NBAF dangers being ignored

When I read in the Lawrence Journal-World that locating the National Bio and Agro-Defense Facility in Manhattan was “great news” and “the entire state and its people are winners,” I thought of Tom Sawyer’s fence. As “winners” of the NBAF, here are some reminders of how lucky we are:

• New York does not want this facility at Plum Island; last August, their state attorney general referred to it as posing “monstrous risks.”

• We live far enough away from Plum Island not to have known or lived with the risks involved with such a facility.

• Jobs have been promised, and those people who work with top secret disease agents would go between the lab and our families, homes and communities.

• Sen. Pat Roberts’ leadership is undeniable; he sat as chair on the Senate Intelligence Committee when President Bush claims his decision to invade Iraq sprang from faulty intelligence. Roberts refused to vote to ban cruel, inhumane or degrading treatment.

• Kansans get to “pay a significant portion of the cost of NBAF.”

• Nearby Fort Riley provides experienced resources; the influenza pandemic of 1918 reportedly first appeared there. It spread worldwide and took more lives than all the wars of the 20th century combined.

Here are suggestions to maintain that winning feeling:

• Do not flip the coin of bio-agro defense to see its flip-side: biological and agricultural offensive warfare, where labs could design diseases that evade immune systems or cause psychosis/mental debilitation, or cause national or global pandemics.

• Do not read Jonathan Moreno’s “Mind Wars” containing annoying information as below:

“… (V)iral and bacterial pathogens can be engineered … with properties not naturally found in (them) to become advanced neuroweapons targeting the brain and nervous system. Based on work already done in the offensive biological weapons program of the former Soviet Union, scientists who are expert in biological weapons defense have worried aloud to me about the threat of technological surprise posed by advanced viral neuroweapons.” Human Tularemia (rabbit fever), for example, “can easily be treated with antibiotics, but if the bacterium has been engineered … the damage would already have been done before the infection became a clinical problem.”

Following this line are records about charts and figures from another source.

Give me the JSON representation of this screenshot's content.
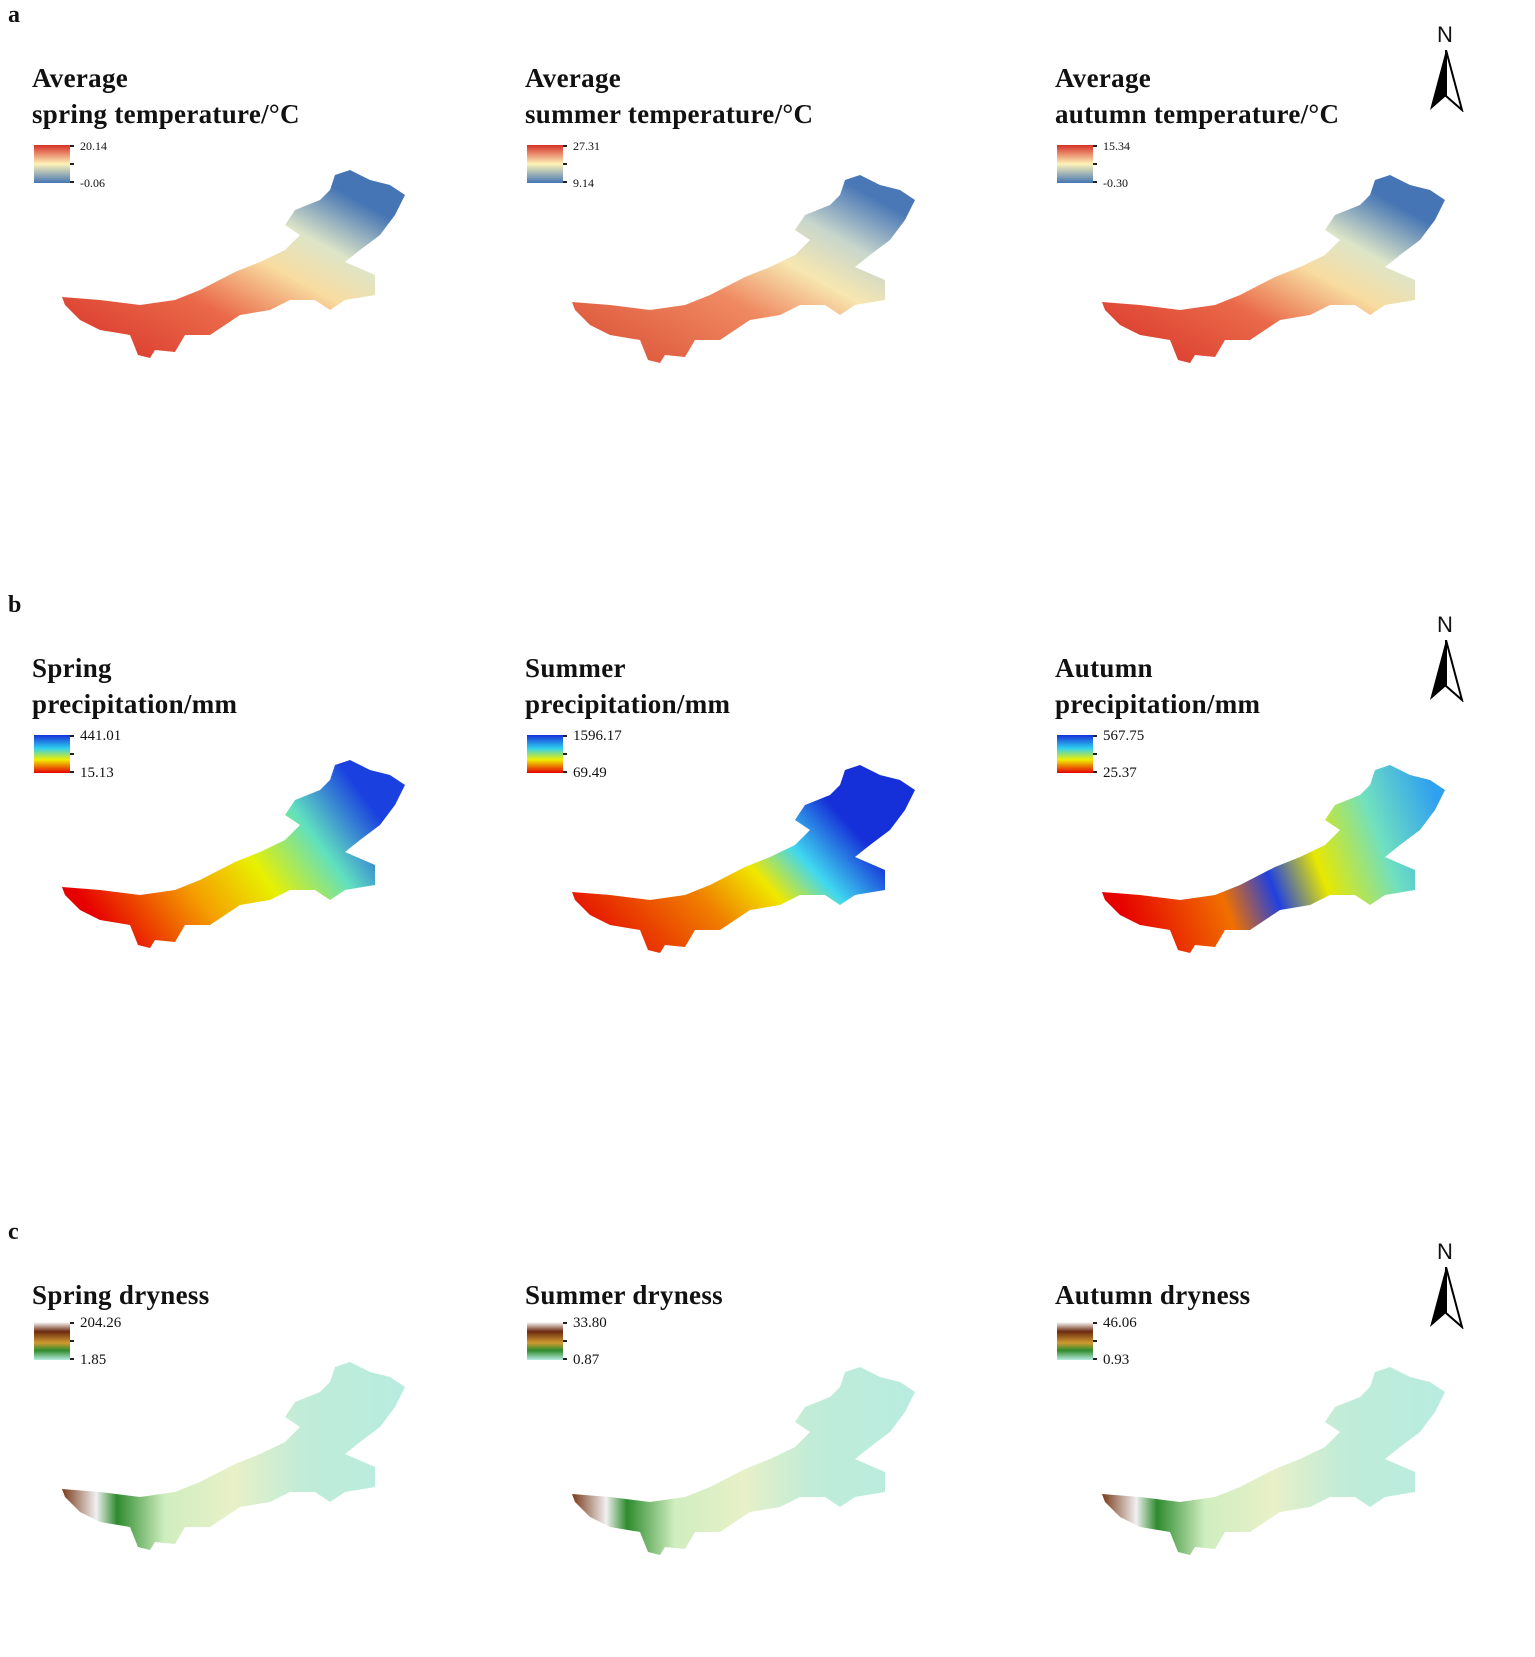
{
  "rows": [
    {
      "label": "a",
      "north": "N",
      "panels": [
        {
          "title": "Average\nspring temperature/°C",
          "max": "20.14",
          "min": "-0.06",
          "scheme": "temp"
        },
        {
          "title": "Average\nsummer temperature/°C",
          "max": "27.31",
          "min": "9.14",
          "scheme": "temp2"
        },
        {
          "title": "Average\nautumn temperature/°C",
          "max": "15.34",
          "min": "-0.30",
          "scheme": "temp"
        }
      ]
    },
    {
      "label": "b",
      "north": "N",
      "panels": [
        {
          "title": "Spring\nprecipitation/mm",
          "max": "441.01",
          "min": "15.13",
          "scheme": "prec1"
        },
        {
          "title": "Summer\nprecipitation/mm",
          "max": "1596.17",
          "min": "69.49",
          "scheme": "prec2"
        },
        {
          "title": "Autumn\nprecipitation/mm",
          "max": "567.75",
          "min": "25.37",
          "scheme": "prec3"
        }
      ]
    },
    {
      "label": "c",
      "north": "N",
      "panels": [
        {
          "title": "Spring dryness",
          "max": "204.26",
          "min": "1.85",
          "scheme": "dry"
        },
        {
          "title": "Summer dryness",
          "max": "33.80",
          "min": "0.87",
          "scheme": "dry"
        },
        {
          "title": "Autumn dryness",
          "max": "46.06",
          "min": "0.93",
          "scheme": "dry"
        }
      ]
    }
  ],
  "colors": {
    "temp_high": "#d73027",
    "temp_mid": "#fdf3b8",
    "temp_low": "#4575b4",
    "prec_low": "#e60000",
    "prec_mid": "#f0f000",
    "prec_cyan": "#30d0f0",
    "prec_high": "#1530d8",
    "dry_high": "#6b2a10",
    "dry_mid": "#2e8b2e",
    "dry_low": "#b8ece0"
  }
}
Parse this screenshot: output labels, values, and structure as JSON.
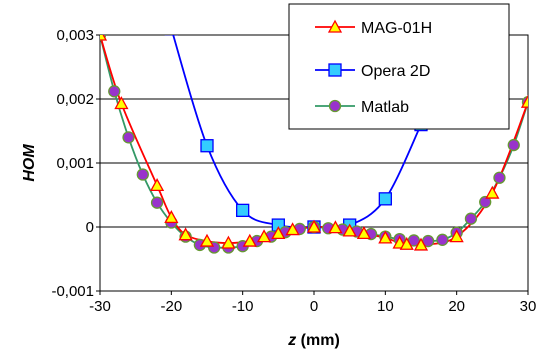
{
  "chart_data": {
    "type": "line",
    "xlabel_italic": "z",
    "xlabel_unit": " (mm)",
    "ylabel": "HOM",
    "xlim": [
      -30,
      30
    ],
    "ylim": [
      -0.001,
      0.003
    ],
    "x_ticks": [
      -30,
      -20,
      -10,
      0,
      10,
      20,
      30
    ],
    "x_tick_labels": [
      "-30",
      "-20",
      "-10",
      "0",
      "10",
      "20",
      "30"
    ],
    "y_ticks": [
      -0.001,
      0,
      0.001,
      0.002,
      0.003
    ],
    "y_tick_labels": [
      "-0,001",
      "0",
      "0,001",
      "0,002",
      "0,003"
    ],
    "grid": "horizontal",
    "legend_position": "top-right",
    "series": [
      {
        "name": "MAG-01H",
        "color": "#ff0000",
        "marker": "triangle",
        "marker_fill": "#ffff00",
        "marker_stroke": "#ff0000",
        "points": [
          [
            -30,
            0.003
          ],
          [
            -27,
            0.00193
          ],
          [
            -22,
            0.00065
          ],
          [
            -20,
            0.00015
          ],
          [
            -18,
            -0.00012
          ],
          [
            -15,
            -0.00022
          ],
          [
            -12,
            -0.00025
          ],
          [
            -9,
            -0.00022
          ],
          [
            -7,
            -0.00015
          ],
          [
            -5,
            -0.0001
          ],
          [
            -3,
            -4e-05
          ],
          [
            0,
            0
          ],
          [
            3,
            -1e-05
          ],
          [
            5,
            -6e-05
          ],
          [
            7,
            -0.0001
          ],
          [
            10,
            -0.00017
          ],
          [
            12,
            -0.00025
          ],
          [
            13,
            -0.00027
          ],
          [
            15,
            -0.00028
          ],
          [
            20,
            -0.00015
          ],
          [
            25,
            0.00053
          ],
          [
            30,
            0.00195
          ]
        ]
      },
      {
        "name": "Opera 2D",
        "color": "#0000ff",
        "marker": "square",
        "marker_fill": "#33ccff",
        "marker_stroke": "#0000ff",
        "points": [
          [
            -20,
            0.0031
          ],
          [
            -15,
            0.00127
          ],
          [
            -10,
            0.00026
          ],
          [
            -5,
            3e-05
          ],
          [
            0,
            0
          ],
          [
            5,
            3e-05
          ],
          [
            10,
            0.00044
          ],
          [
            15,
            0.0016
          ]
        ]
      },
      {
        "name": "Matlab",
        "color": "#339966",
        "marker": "circle",
        "marker_fill": "#9933cc",
        "marker_stroke": "#669933",
        "points": [
          [
            -30,
            0.003
          ],
          [
            -28,
            0.00212
          ],
          [
            -26,
            0.0014
          ],
          [
            -24,
            0.00082
          ],
          [
            -22,
            0.00038
          ],
          [
            -20,
            7e-05
          ],
          [
            -18,
            -0.00015
          ],
          [
            -16,
            -0.00028
          ],
          [
            -14,
            -0.00032
          ],
          [
            -12,
            -0.00032
          ],
          [
            -10,
            -0.0003
          ],
          [
            -8,
            -0.00022
          ],
          [
            -6,
            -0.00015
          ],
          [
            -4,
            -8e-05
          ],
          [
            -2,
            -3e-05
          ],
          [
            0,
            0
          ],
          [
            2,
            -2e-05
          ],
          [
            4,
            -4e-05
          ],
          [
            6,
            -7e-05
          ],
          [
            8,
            -0.00011
          ],
          [
            10,
            -0.00015
          ],
          [
            12,
            -0.00019
          ],
          [
            14,
            -0.00021
          ],
          [
            16,
            -0.00022
          ],
          [
            18,
            -0.0002
          ],
          [
            20,
            -9e-05
          ],
          [
            22,
            0.00013
          ],
          [
            24,
            0.00039
          ],
          [
            26,
            0.00077
          ],
          [
            28,
            0.00128
          ],
          [
            30,
            0.00195
          ]
        ]
      }
    ]
  }
}
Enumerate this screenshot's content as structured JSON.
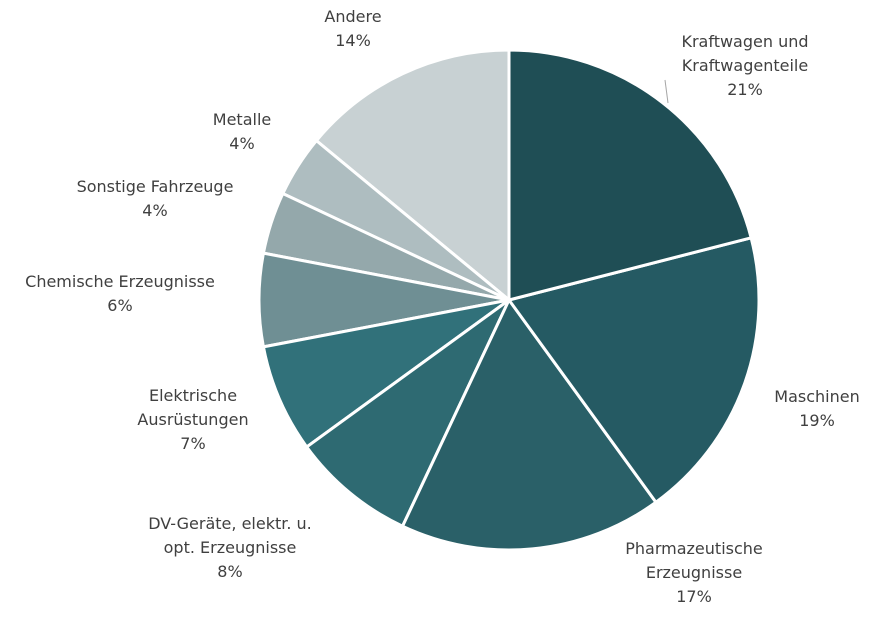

• Discount the many thousands of servicemen and civilians used as guinea pigs in experiments and programs through Edgewood Arsenal/Fort Detrick’s biological laboratories/research.

• There are relatively few Kansans/Nebraskans, so when a cataclysmic disaster occurs in Manhattan, loss of human life in nearby areas would only reach hundreds of thousands. A similar event at Plum Island could reach millions.

• Think of our nation’s center as a tourist destination, not as a point from which a major breach/failure could radiate out across the entire nation.

• Proudly claim the one place on earth where there are no unknowns when it comes to security and disease organism containment. “To err is human” except in the NBAF, a top-secret facility where no law requires that local officials or the public be informed about the content or purpose of what is studied there. NBAF will prove itself secure: If slower, less obvious lapses in disease containment occur, or if people are used as guinea pigs again, we in the public need never know.

• Officials warn us that another deadly pandemic is just a matter of time — so when it happens, we Kansans will be so distracted by our greatness as NBAF winners that we will scarcely notice the effect a lack of a national health policy/insurance has on our national security.

Tom Sawyer used presentation and word choice to transform punishment into privilege and convince friends that painting that fence for him was winning. While we “hand over the apple,” let’s pause to consider how much we will need to pay any scientists, let alone good scientists, to work at Manhattan’s NBAF, carry top-secret baggage, and work on organisms that pose “monstrous risks.”

Kansans are hard-working, honest folks with rural backbone. They have trusted, loved and sacrificed for their country. Kansans are too far away from Plum Island to know, too sparsely populated to matter and too patriotic to question. A better comparison than “Tom Sawyer” would be from Shakespeare’s “Hamlet.” Kansans, “being remiss, most generous, and free of all contriving, will not peruse the foils.”